Most of my conclusions seem to be confirmed by the analysis above. The survival rate among women apears to be much higher than among men. However my assumption about classes seems to be not entirely correct. 2nd Class seems to be displaying different data. 1st Class and 3rd class survival rates are in line with my assumptions.
- Data wrangling: Please perform some basic transformations. They will need to make sense but could include column renaming, creating a subset of the data, replacing values, or creating new columns with derived data (for example – if it makes sense you could sum two columns together)
NewData <- data.frame(MyData$class, MyData$age, MyData$sex, MyData$survived)
colnames(NewData) <- c("Class","Age", "Gender", "Survival")
head(NewData)
## Class Age Gender Survival
## 1 1st class adults man yes
## 2 1st class adults man yes
## 3 1st class adults man yes
## 4 1st class adults man yes
## 5 1st class adults man yes
## 6 1st class adults man yes
AdultData <- NewData[which(NewData$Age=='adults'),]
head(AdultData)
## Class Age Gender Survival
## 1 1st class adults man yes
## 2 1st class adults man yes
## 3 1st class adults man yes
## 4 1st class adults man yes
## 5 1st class adults man yes
## 6 1st class adults man yes
I have excluded children from my data, because that data is making me sad
AdultData$SurvivalNum <- ifelse(AdultData$Survival=='yes', 1, 0)
myTable <- as.data.frame(table(AdultData$Class, AdultData$SurvivalNum))
myTable3 <- as.data.frame(table(AdultData$Gender, AdultData$Survival))
myTable3
## Var1 Var2 Freq
## 1 man no 659
## 2 women no 106
## 3 man yes 146
## 4 women yes 296
Data below includes percentages of total observations in my dataset.
MyTable2 <- myTable[which(myTable$Var2=='1'),]
MyTable3 <- myTable[which(myTable$Var2=='0'),]
MyTable2Gen <- myTable3[which(myTable3$Var2=='yes'),]
MyTable3Gen <- myTable3[which(myTable3$Var2=='no'),]
PercMyTable2<-myTable
PercMyTable2$Percentage<-PercMyTable2$Freq/1207*100
PercMyTable2
## Var1 Var2 Freq Percentage
## 1 1st class 0 122 10.107705
## 2 2nd class 0 167 13.835957
## 3 3rd class 0 476 39.436620
## 4 1st class 1 197 16.321458
## 5 2nd class 1 94 7.787904
## 6 3rd class 1 151 12.510356
PercMyTable3<-myTable3
PercMyTable3$Percentage<-PercMyTable3$Freq/1207*100
PercMyTable3
## Var1 Var2 Freq Percentage
## 1 man no 659 54.598177
## 2 women no 106 8.782104
## 3 man yes 146 12.096106
## 4 women yes 296 24.523612
- Graphics: Please make sure to display at least one scatter plot, box plot and histogram.
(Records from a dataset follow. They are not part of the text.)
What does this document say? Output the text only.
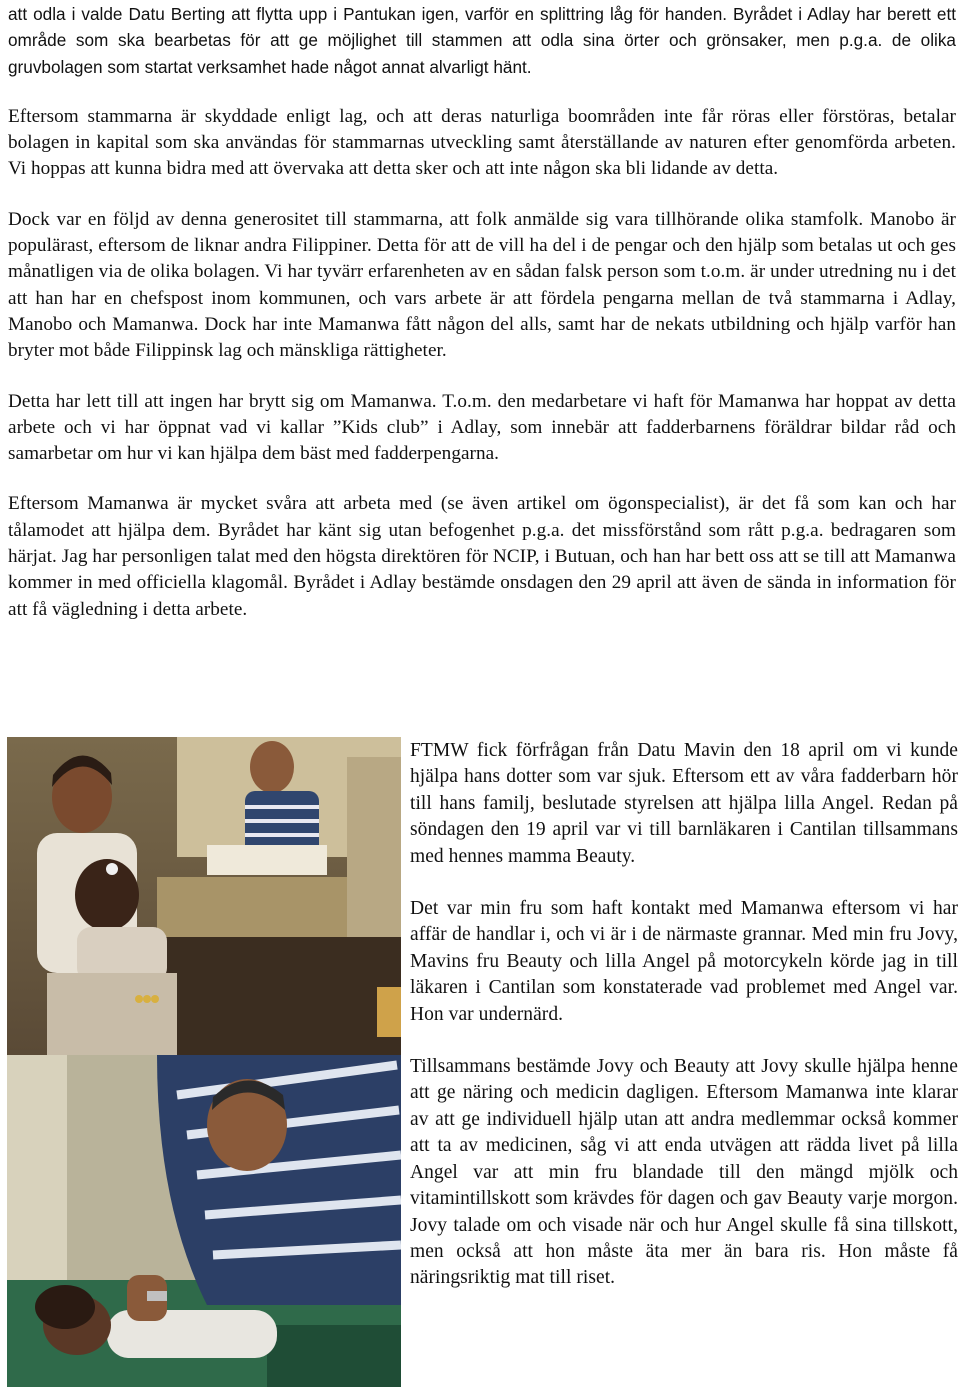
att odla i valde Datu Berting att flytta upp i Pantukan igen, varför en splittring låg för handen. Byrådet i Adlay har berett ett område som ska bearbetas för att ge möjlighet till stammen att odla sina örter och grönsaker, men p.g.a. de olika gruvbolagen som startat verksamhet hade något annat alvarligt hänt.

Eftersom stammarna är skyddade enligt lag, och att deras naturliga boområden inte får röras eller förstöras, betalar bolagen in kapital som ska användas för stammarnas utveckling samt återställande av naturen efter genomförda arbeten. Vi hoppas att kunna bidra med att övervaka att detta sker och att inte någon ska bli lidande av detta.

Dock var en följd av denna generositet till stammarna, att folk anmälde sig vara tillhörande olika stamfolk. Manobo är populärast, eftersom de liknar andra Filippiner. Detta för att de vill ha del i de pengar och den hjälp som betalas ut och ges månatligen via de olika bolagen. Vi har tyvärr erfarenheten av en sådan falsk person som t.o.m. är under utredning nu i det att han har en chefspost inom kommunen, och vars arbete är att fördela pengarna mellan de två stammarna i Adlay, Manobo och Mamanwa. Dock har inte Mamanwa fått någon del alls, samt har de nekats utbildning och hjälp varför han bryter mot både Filippinsk lag och mänskliga rättigheter.

Detta har lett till att ingen har brytt sig om Mamanwa. T.o.m. den medarbetare vi haft för Mamanwa har hoppat av detta arbete och vi har öppnat vad vi kallar ”Kids club” i Adlay, som innebär att fadderbarnens föräldrar bildar råd och samarbetar om hur vi kan hjälpa dem bäst med fadderpengarna.

Eftersom Mamanwa är mycket svåra att arbeta med (se även artikel om ögonspecialist), är det få som kan och har tålamodet att hjälpa dem. Byrådet har känt sig utan befogenhet p.g.a. det missförstånd som rått p.g.a. bedragaren som härjat. Jag har personligen talat med den högsta direktören för NCIP, i Butuan, och han har bett oss att se till att Mamanwa kommer in med officiella klagomål. Byrådet i Adlay bestämde onsdagen den 29 april att även de sända in information för att få vägledning i detta arbete.

FTMW fick förfrågan från Datu Mavin den 18 april om vi kunde hjälpa hans dotter som var sjuk. Eftersom ett av våra fadderbarn hör till hans familj, beslutade styrelsen att hjälpa lilla Angel. Redan på söndagen den 19 april var vi till barnläkaren i Cantilan tillsammans med hennes mamma Beauty.

Det var min fru som haft kontakt med Mamanwa eftersom vi har affär de handlar i, och vi är i de närmaste grannar. Med min fru Jovy, Mavins fru Beauty och lilla Angel på motorcykeln körde jag in till läkaren i Cantilan som konstaterade vad problemet med Angel var. Hon var undernärd.

Tillsammans bestämde Jovy och Beauty att Jovy skulle hjälpa henne att ge näring och medicin dagligen. Eftersom Mamanwa inte klarar av att ge individuell hjälp utan att andra medlemmar också kommer att ta av medicinen, såg vi att enda utvägen att rädda livet på lilla Angel var att min fru blandade till den mängd mjölk och vitamintillskott som krävdes för dagen och gav Beauty varje morgon. Jovy talade om och visade när och hur Angel skulle få sina tillskott, men också att hon måste äta mer än bara ris. Hon måste få näringsriktig mat till riset.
Don’t be limited to this. Please explore the many other options in R packages such as ggplot2.
tbl <- with(AdultData, table(Gender, SurvivalNum));
barplot(tbl, main="Survival by Gender", names.arg = c("Did Not Survive", "Survived"), beside = TRUE, legend = TRUE)

tbl2 <- with(AdultData, table(Class, SurvivalNum));
barplot(tbl2, main="Survival by Class", names.arg = c("Did Not Survive", "Survived"), beside = TRUE, legend = TRUE)
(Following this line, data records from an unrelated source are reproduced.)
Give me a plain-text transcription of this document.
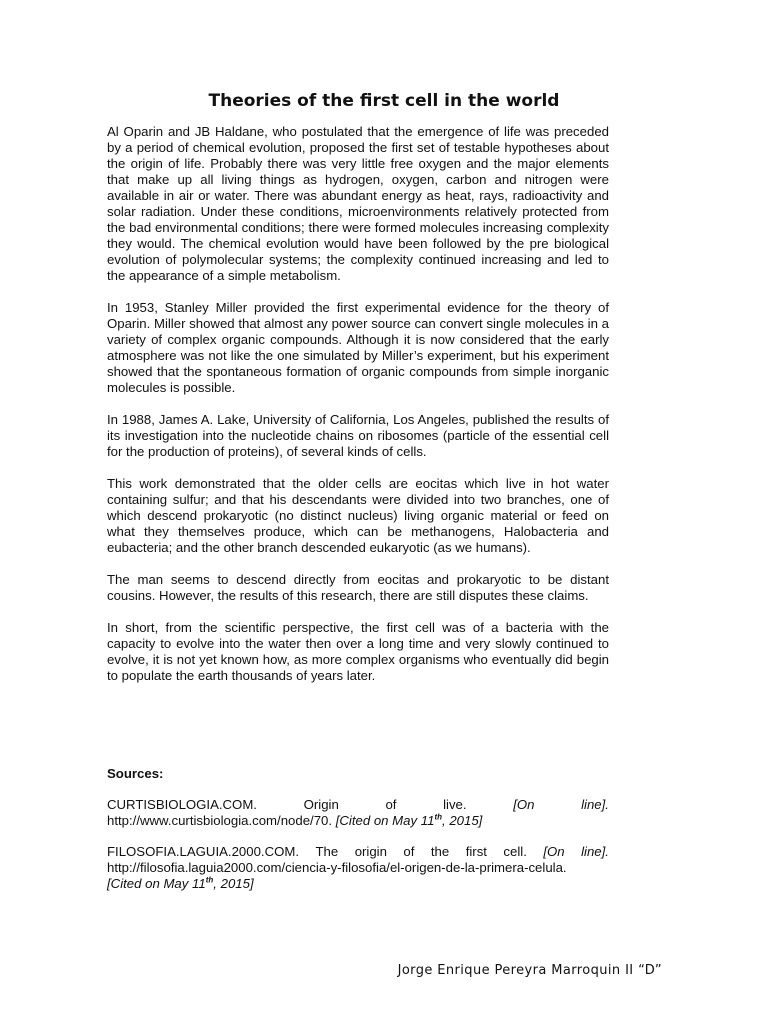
Theories of the first cell in the world

Al Oparin and JB Haldane, who postulated that the emergence of life was preceded by a period of chemical evolution, proposed the first set of testable hypotheses about the origin of life. Probably there was very little free oxygen and the major elements that make up all living things as hydrogen, oxygen, carbon and nitrogen were available in air or water. There was abundant energy as heat, rays, radioactivity and solar radiation. Under these conditions, microenvironments relatively protected from the bad environmental conditions; there were formed molecules increasing complexity they would. The chemical evolution would have been followed by the pre biological evolution of polymolecular systems; the complexity continued increasing and led to the appearance of a simple metabolism.

In 1953, Stanley Miller provided the first experimental evidence for the theory of Oparin. Miller showed that almost any power source can convert single molecules in a variety of complex organic compounds. Although it is now considered that the early atmosphere was not like the one simulated by Miller’s experiment, but his experiment showed that the spontaneous formation of organic compounds from simple inorganic molecules is possible.

In 1988, James A. Lake, University of California, Los Angeles, published the results of its investigation into the nucleotide chains on ribosomes (particle of the essential cell for the production of proteins), of several kinds of cells.

This work demonstrated that the older cells are eocitas which live in hot water containing sulfur; and that his descendants were divided into two branches, one of which descend prokaryotic (no distinct nucleus) living organic material or feed on what they themselves produce, which can be methanogens, Halobacteria and eubacteria; and the other branch descended eukaryotic (as we humans).

The man seems to descend directly from eocitas and prokaryotic to be distant cousins. However, the results of this research, there are still disputes these claims.

In short, from the scientific perspective, the first cell was of a bacteria with the capacity to evolve into the water then over a long time and very slowly continued to evolve, it is not yet known how, as more complex organisms who eventually did begin to populate the earth thousands of years later.

Sources:

CURTISBIOLOGIA.COM.	Origin	of	live.	[On	line].
http://www.curtisbiologia.com/node/70. [Cited on May 11th, 2015]
FILOSOFIA.LAGUIA.2000.COM. The origin of the first cell. [On line].
http://filosofia.laguia2000.com/ciencia-y-filosofia/el-origen-de-la-primera-celula.
[Cited on May 11th, 2015]
Jorge Enrique Pereyra Marroquin II “D”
hist(MyTable2$Freq, col='red')

ggplot(MyTable2Gen, aes(x=Var1, y=Freq))+geom_point()+ xlab("Gender") + ylab("Survived Count") + ggtitle("Survivals by Gender")

ggplot(MyTable3Gen, aes(x=Var1, y=Freq))+geom_point()+ xlab("Gender") + ylab("Casualty Count") + ggtitle("Survivals by Gender")

ggplot(MyTable2, aes(x=Var1, y=Freq))+geom_point()+ xlab("Class") + ylab("Survived Count") + ggtitle("Survivals by Class")

ggplot(MyTable3, aes(x=Var1, y=Freq))+geom_point()+ xlab("Class") + ylab("Casualty Count") + ggtitle("Survivals by Class")

Most of my conclusions seem to be confirmed by the analysis above. The survival rate among women apears to be much higher than among men. It looks like my assumption that chivalry was not dead at that time was right. However my assumption about classes seems to be not entirely correct. 2nd Class seems to be displaying different results, since more people from 2nd class survived that died. 1st Class and 3rd class survival rates are in line with my assumptions. In retrospect, the dataset that I picked had made it very challenging to include graphs in my analysis since the data was largely not numeric.
- BONUS – place the original .csv in a github file and have R read from the link. This will be a very useful skill as you progress in your data science education and career. Done!